Journaliste culturel, chroniqueur et auteur.

Abdallah-Najib Refaïf avec Najib Mahfoud à Al Ahram en 1988.

Nobel de littérature : Camus, Ernaux, Mahfoud et les autres…

Le 24 octobre 2022 à 15h40

Modifié 24 octobre 2022 à 15h40

La joie et l’allégresse qui se répandirent dans le monde arabe après la consécration du grand écrivain égyptien Najib Mahfoud, prix Nobel de littérature en 1988, contraste avec les clivages et déchaînements idéologiques et politiques qui ont entouré la récompense d’Annie Ernaux.

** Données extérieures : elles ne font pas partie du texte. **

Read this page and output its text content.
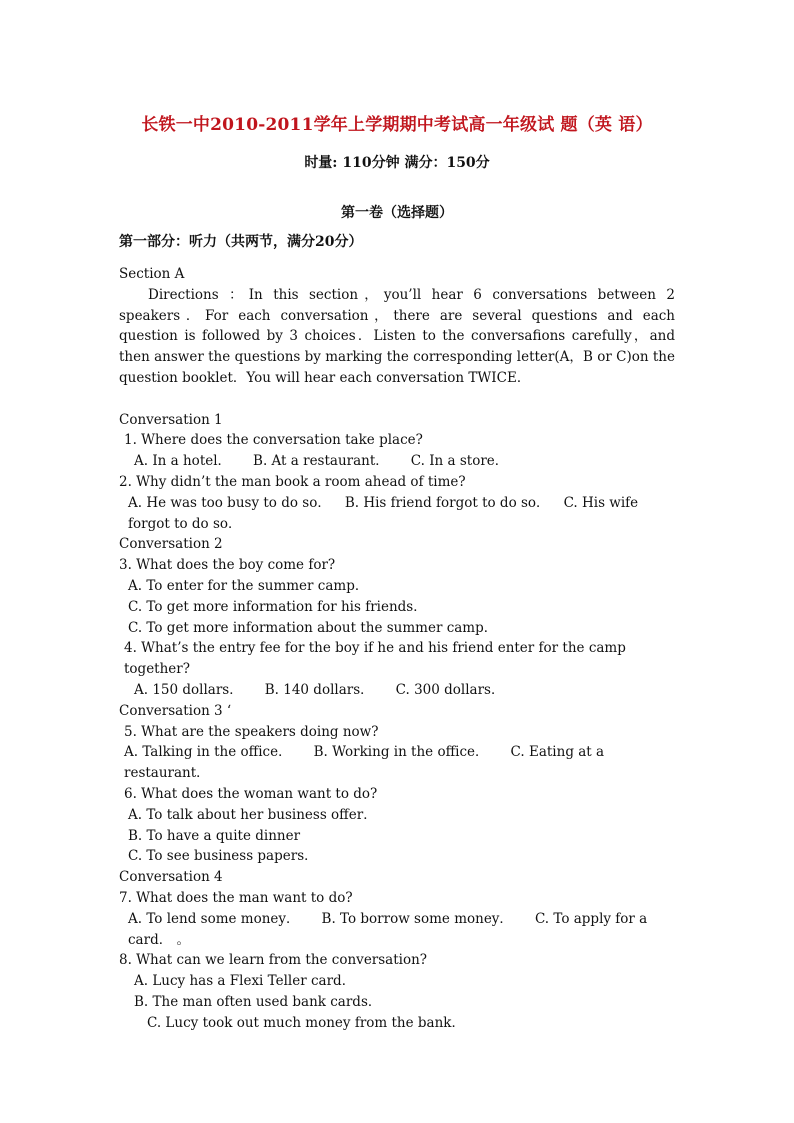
长铁一中2010-2011学年上学期期中考试高一年级试 题（英 语）
时量: 110分钟 满分：150分
第一卷（选择题）
第一部分：听力（共两节，满分20分）

Section A

Directions ：In this section，you’ll hear 6 conversations between 2 speakers．For each conversation，there are several questions and each question is followed by 3 choices．Listen to the conversaﬁons carefully，and then answer the questions by marking the corresponding letter(A，B or C)on the question booklet．You will hear each conversation TWICE．

Conversation 1

1. Where does the conversation take place?

A. In a hotel． B. At a restaurant． C. In a store．

2. Why didn’t the man book a room ahead of time?

A. He was too busy to do so． B. His friend forgot to do so． C. His wife forgot to do so．

Conversation 2

3. What does the boy come for?

A. To enter for the summer camp．

C. To get more information for his friends．

C. To get more information about the summer camp．

4. What’s the entry fee for the boy if he and his friend enter for the camp together?

A. 150 dollars． B. 140 dollars． C. 300 dollars．

Conversation 3 ‘

5. What are the speakers doing now?

A. Talking in the office． B. Working in the office． C. Eating at a restaurant．

6. What does the woman want to do?

A. To talk about her business offer．

B. To have a quite dinner

C. To see business papers．

Conversation 4

7. What does the man want to do?

A. To lend some money． B. To borrow some money． C. To apply for a card． 。

8. What can we learn from the conversation?

A. Lucy has a Flexi Teller card．

B. The man often used bank cards．

C. Lucy took out much money from the bank．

À l’issue de la cérémonie d’attribution du prix Nobel de littérature à Stockholm le 10 décembre 1957, Albert Camus, troublé et encore sous le coup de la panique, a prononcé son fameux discours au début duquel il va s’interroger : “Comment un homme presque jeune, riche de ses seuls doutes et d’une œuvre encore en chantier, habitué à vivre dans la solitude du travail ou dans les retraites de l’amitié, n’aurait-il pas appris avec une sorte de panique un arrêt qui le portait d’un coup, seul et réduit à lui-même, au centre d’une lumière crue.”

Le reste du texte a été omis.